Dans ce roman ambitieux, Edouard Jousselin nous promène entre le Morvan, Los Angeles, Paris et l'Oklahoma, multiplie les sauts dans le temps - grosso modo entre les décennies 1990 et 2010 - et parvient à capturer notre époque avec une acuité mordante. Ses points de repère sont des moments phares de notre histoire récente - périodes d'élections présidentielles, attentats spectaculaires et meurtriers - qui impactent le collectif autant que les individus. Les personnages qu'il met en scène ont leurs propres ambitions, agendas, aspirations mais ne peuvent s'extraire d'un destin plus global de la communauté humaine à laquelle ils appartiennent. Ceux que l'on croise ici n'ont a priori rien en commun : une mère de famille qui s'ennuie au fin fond du Morvan, un spécialiste de cyber criminologie au FBI, un supporter de l'AJ Auxerre, un migrant mexicain, un producteur de cinéma, un père de famille américain, une aspirante comédienne ou encore quelques étudiants ambitieux en école de commerce. Pourtant, sur un rythme fou et dans une spirale de plus en plus addictive, l'auteur nous les rend bientôt si familiers, nous intéresse tellement à leurs histoires qu'on a l'impression de les avoir toujours connus. L'intrigue se déplace comme une boule de flipper allumant à chaque fois un coin de la scène, navigant à travers les faux-semblants mais prenant le temps de focus suffisamment incarnés pour donner corps aux acteurs et aux situations. de l'élection de Jacques Chirac aux ronds-points des gilets jaunes, de l'attentat d'Oklahoma City à l'élection de Donald Trump, les destins individuels tentent de garder le cap chacun dans son univers.
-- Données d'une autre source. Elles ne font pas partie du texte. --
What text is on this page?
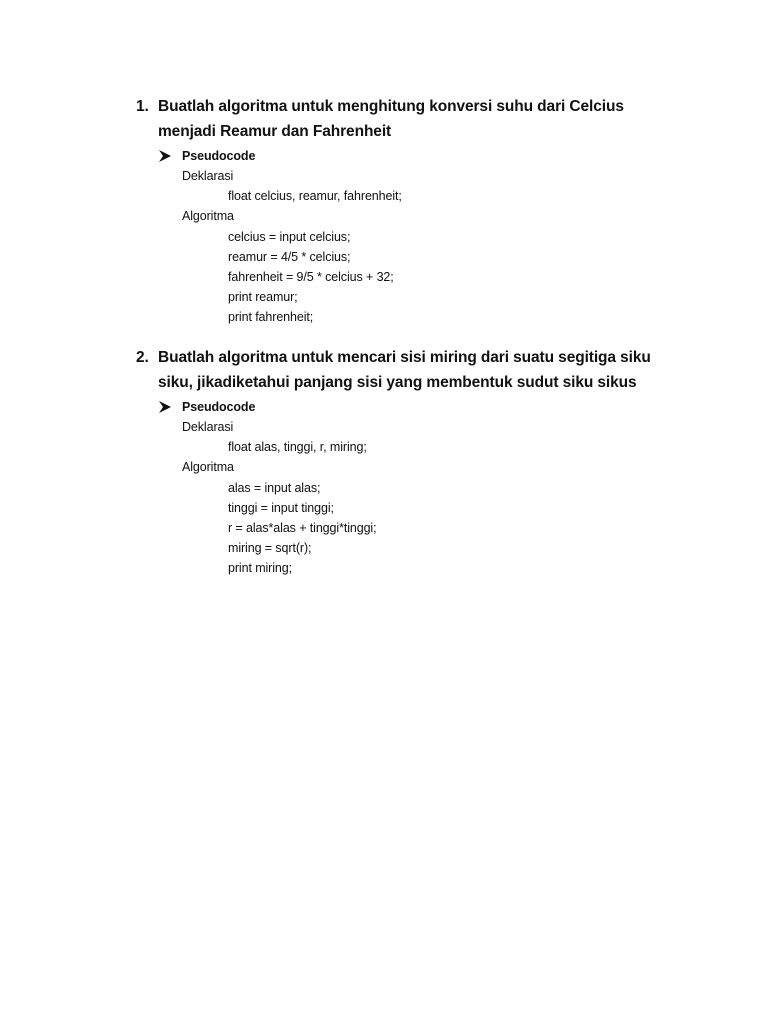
1. Buatlah algoritma untuk menghitung konversi suhu dari Celcius
menjadi Reamur dan Fahrenheit
Pseudocode
Deklarasi
float celcius, reamur, fahrenheit;
Algoritma
celcius = input celcius;
reamur = 4/5 * celcius;
fahrenheit = 9/5 * celcius + 32;
print reamur;
print fahrenheit;
2. Buatlah algoritma untuk mencari sisi miring dari suatu segitiga siku
siku, jikadiketahui panjang sisi yang membentuk sudut siku sikus
Pseudocode
Deklarasi
float alas, tinggi, r, miring;
Algoritma
alas = input alas;
tinggi = input tinggi;
r = alas*alas + tinggi*tinggi;
miring = sqrt(r);
print miring;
Lucidité et férocité sont de la partie, carburant essentiel d'un jeu dont aucun des protagonistes ne possède toutes les cartes. La toile politique et sociétale structure l'ensemble en multipliant les angles de vue sous l'égide d'ancêtres morts et enterrés depuis longtemps, cohorte que chacun sait devoir rejoindre tôt ou tard. Mais pas avant de s'être beaucoup démené, agité dans tous les sens. Rendons grâce à l'écrivain d'en sublimer si bien la matière.

"Il existe une hygiène du mensonge. Il suffit de répéter les phrases, comme une récitation de cours élémentaire. Après un certain temps, mentir ne coûte plus rien. Cela devient aussi facile que de dire la vérité. Plus tard encore, le vrai et le faux se dissolvent l'un dans l'autre, comme deux solubles dans un même vase. Ce n'est pas qu'ils sont indissociables, non, ils disparaissent tout simplement, et laissent place à quelque chose de bien plus beau : une histoire."